Vistos los artículos anteriormente citados y demás de general y pertinente aplicación, en nombre de S. M. EL REY
Fallo
ESTIMAMOS el recurso de apelación interpuesto por la representación procesal de D. Sergio contra la Sentencia dictada por la Magistrada-Juez del Juzgado de lo Penal número 13 de Madrid en fecha 19 de junio de 2012 en el procedimiento abreviado nº 531/10 de los de dicho órgano jurisdiccional y, en consecuencia REVOCAMOS dicha sentencia y ABSOLVEMOS al acusado del delito contra la seguridad vial por el que fue condenado, declarando de oficio las costas de la primera instancia.
Declaramos de oficio el pago de las costas procesales causadas en esta segunda instancia.
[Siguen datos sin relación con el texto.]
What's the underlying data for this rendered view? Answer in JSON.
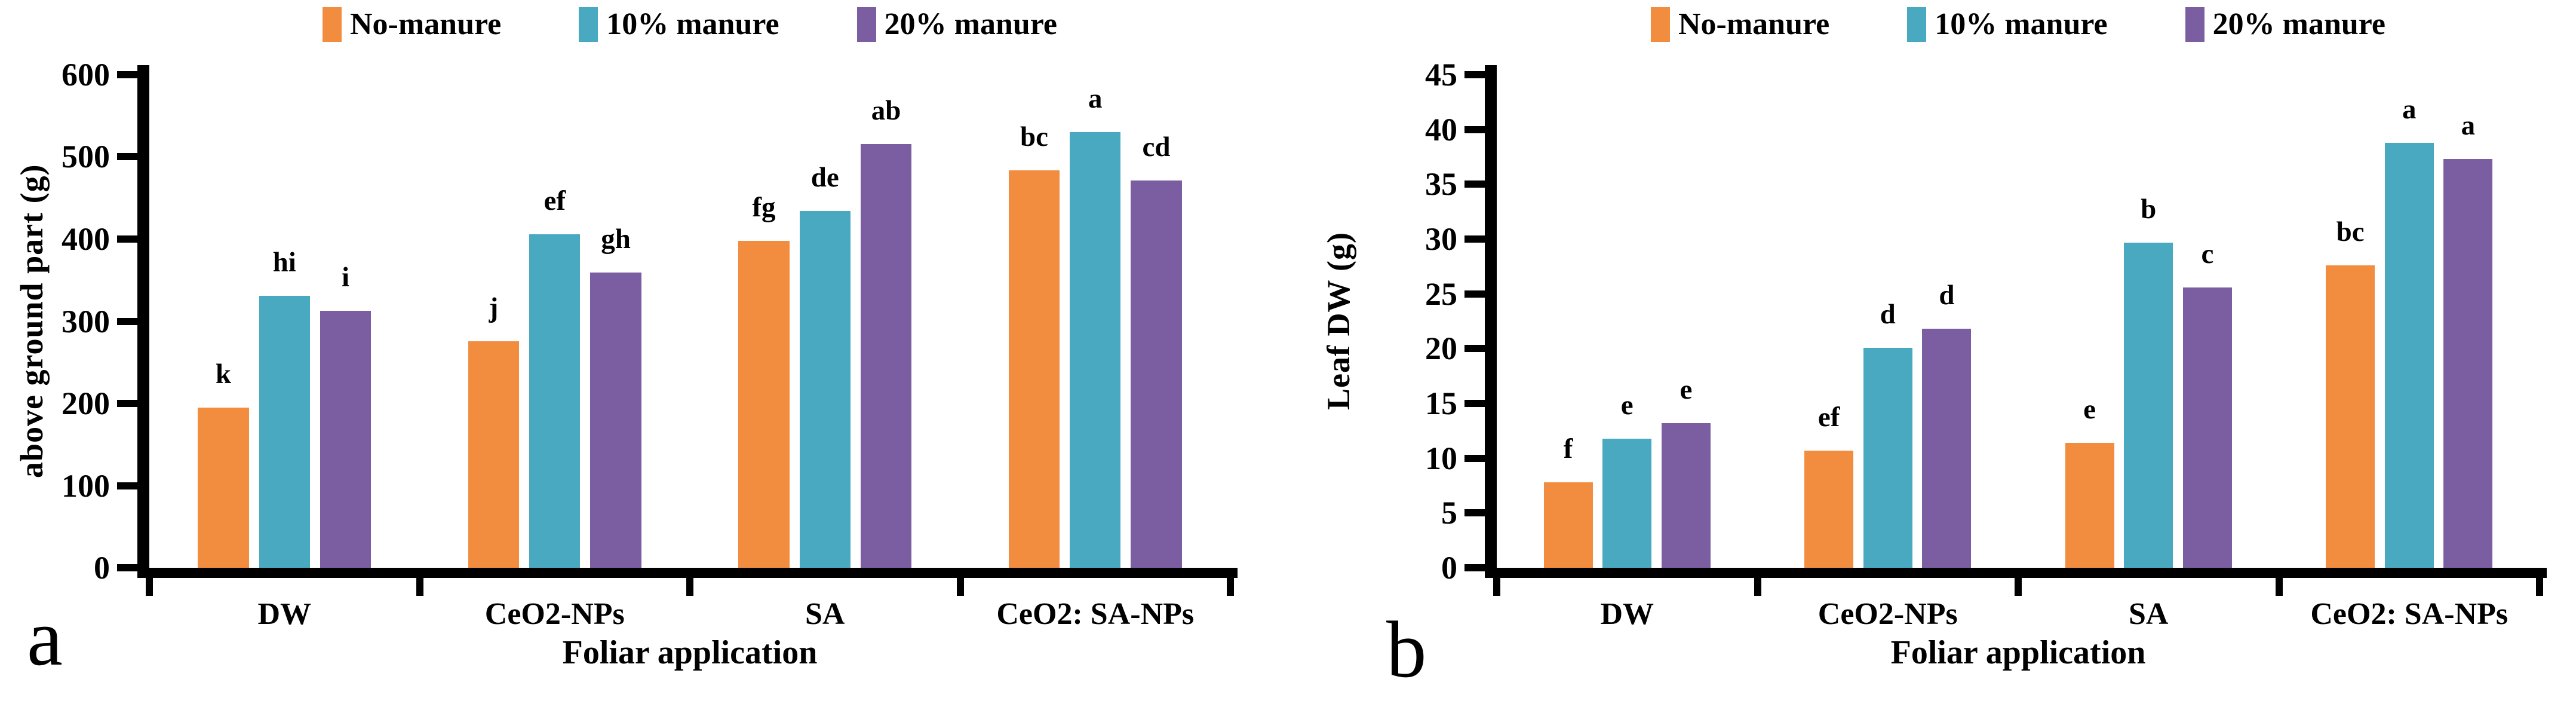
{
  "palette": {
    "orange": "#F28C3F",
    "teal": "#48A9C1",
    "purple": "#7B5EA1",
    "axis": "#000000",
    "text": "#000000",
    "background": "#FFFFFF"
  },
  "chart_data": [
    {
      "type": "bar",
      "panel_letter": "a",
      "ylabel": "above ground part (g)",
      "xlabel": "Foliar application",
      "ylim": [
        0,
        600
      ],
      "ytick_step": 100,
      "yticks": [
        0,
        100,
        200,
        300,
        400,
        500,
        600
      ],
      "categories": [
        "DW",
        "CeO2-NPs",
        "SA",
        "CeO2: SA-NPs"
      ],
      "grid": false,
      "legend_position": "top",
      "series": [
        {
          "name": "No-manure",
          "color_key": "orange",
          "values": [
            195,
            276,
            398,
            484
          ],
          "letters": [
            "k",
            "j",
            "fg",
            "bc"
          ]
        },
        {
          "name": "10% manure",
          "color_key": "teal",
          "values": [
            331,
            406,
            434,
            530
          ],
          "letters": [
            "hi",
            "ef",
            "de",
            "a"
          ]
        },
        {
          "name": "20% manure",
          "color_key": "purple",
          "values": [
            313,
            359,
            516,
            471
          ],
          "letters": [
            "i",
            "gh",
            "ab",
            "cd"
          ]
        }
      ]
    },
    {
      "type": "bar",
      "panel_letter": "b",
      "ylabel": "Leaf DW (g)",
      "xlabel": "Foliar application",
      "ylim": [
        0,
        45
      ],
      "ytick_step": 5,
      "yticks": [
        0,
        5,
        10,
        15,
        20,
        25,
        30,
        35,
        40,
        45
      ],
      "categories": [
        "DW",
        "CeO2-NPs",
        "SA",
        "CeO2: SA-NPs"
      ],
      "grid": false,
      "legend_position": "top",
      "series": [
        {
          "name": "No-manure",
          "color_key": "orange",
          "values": [
            7.8,
            10.7,
            11.4,
            27.6
          ],
          "letters": [
            "f",
            "ef",
            "e",
            "bc"
          ]
        },
        {
          "name": "10% manure",
          "color_key": "teal",
          "values": [
            11.8,
            20.1,
            29.7,
            38.8
          ],
          "letters": [
            "e",
            "d",
            "b",
            "a"
          ]
        },
        {
          "name": "20% manure",
          "color_key": "purple",
          "values": [
            13.2,
            21.8,
            25.6,
            37.3
          ],
          "letters": [
            "e",
            "d",
            "c",
            "a"
          ]
        }
      ]
    }
  ]
}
Notifíquese a las partes la presente sentencia, haciéndoles saber que contra la misma no cabe interponer recurso ordinario alguno. Líbrese testimonio de esta sentencia y remítase juntamente con los autos principales al Juzgado de su procedencia para que se lleve a efecto lo acordado.
Así por esta nuestra sentencia, de la que se unirá certificación al rollo, lo pronunciamos, mandamos y firmamos.
PUBLICACIÓN:Leída y publicada ha sido la anterior sentencia por los Sres. Magistrados que la dictaron, estando celebrando audiencia pública en el mismo día de su fecha de lo que yo, la Secretaria, doy fe.